Rick Pepper is passionate about designing cool products for cyclists and other adventurous types. He started his company Elevengear as a one-person shop in 2007, and it’s since grown to a small, successful team. But all of that could have changed when his company was sued for allegedly infringing a group of obscure patents on delivery and tracking protocols.

Before Rick even realized that he’d been sued, his inbox was flooded with solicitations from lawyers offering to take on his case. “I remember getting an email that I thought was super spammy,” Rick recalls. “It said something like, ‘Hey, since you’re in a bit of legal difficulty, and we have experience with cases like this …’ I thought for sure it was a scam. I thought it was one of those Nigerian prince sort of things.”

“Of course we shouldn’t infringe legitimate patents. But broadly worded and incredibly vague patents are just a shakedown.”

If only it were. Rick had really been sued by Eclipse IP (now called Electronic Communication Technologies LLC), a classic patent troll whose business is demanding licensing fees from real, practicing companies. Eclipse accused Elevengear of infringing three patents. U.S. Patent No. 7,119,716 (the ’716 patent) covers letting the recipient of a notification send a message requesting a change in settings for future notifications. U.S. Patent No. 7,479,899 is a continuation of the ‘716 patent and relates to a delivery recipient sending a message in order to change delivery settings or to provide information to the delivery person. Finally, U.S. Patent No. 7,876,239 (also a continuation of the ’716 patent) covers the practice of sending the recipient of a delivery a notification that that delivery is coming from an authorized source. Although Elevengear is based in Sebastopol, California, and Eclipse was a Florida company, the suit was filed across the country in a federal court in New Jersey.

When Rick realized that the lawsuit was real, he was floored. The patents struck him as incredibly broad and vague. As it happened, some of Eclipse’s patents had already had claims found invalid under Alice v. CLS Bank, the landmark Supreme Court ruling that says that an abstract idea does not become a patentable invention simply by being implemented on a computer. A federal judge in California had ruled that claims from three of Eclipse’s patents (also relating to notification technology) were invalid. In fact, this ruling invalidated more than a dozen claims from the ’716 patent itself.

The timing for Elevengear couldn’t have been worse: Rick was in the middle of launching a new product called Crashtag, an emergency identification tag for cyclists that doubles as a beer bottle opener. He was investing money into a new website and production costs; the last thing he needed was an expensive lawsuit. Rick is the first to admit that his business was on the line: “Our company would have folded, we would have packed up our tent, and I would have gotten another graphic design job.” Fortunately for Rick and his team, Alice came to the rescue.

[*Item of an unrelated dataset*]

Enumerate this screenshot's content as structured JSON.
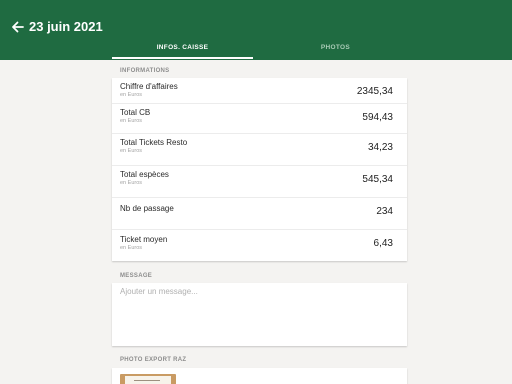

Rick hired attorney Brian Mitchell to represent Elevengear. Through Mitchell, Elevengear struck back by filing a declaratory judgment action in the Northern District of California seeking a court order that all of Eclipse’s asserted patent claims were invalid under Alice v. CLS Bank. Indeed, Elevengear pointed out (PDF) that a court had already found similar claims invalid. Eclipse dropped its infringement suit and settled (on confidential terms) with Elevengear before the court ruled on these issues.

Rick remembers his team’s mellow celebration when the legal fight was over. “It wasn’t like, ‘We won!’ It was more like, ‘Well, we didn’t die this time.’” Patent trolls have a seemingly endless arsenal of bad patents to use against practicing companies. A small company like Elevengear can never rest easy when the next legal threat might be just around the corner.

Rick finds it deeply troubling that some lobbyists want to destroy Alice. “We’re small companies working on interesting new ways to do things. Of course we shouldn’t infringe legitimate patents. But broadly worded and incredibly vague patents are just a shakedown. If we didn’t have Alice as a tool to defend ourselves, it would have some serious economic implications.”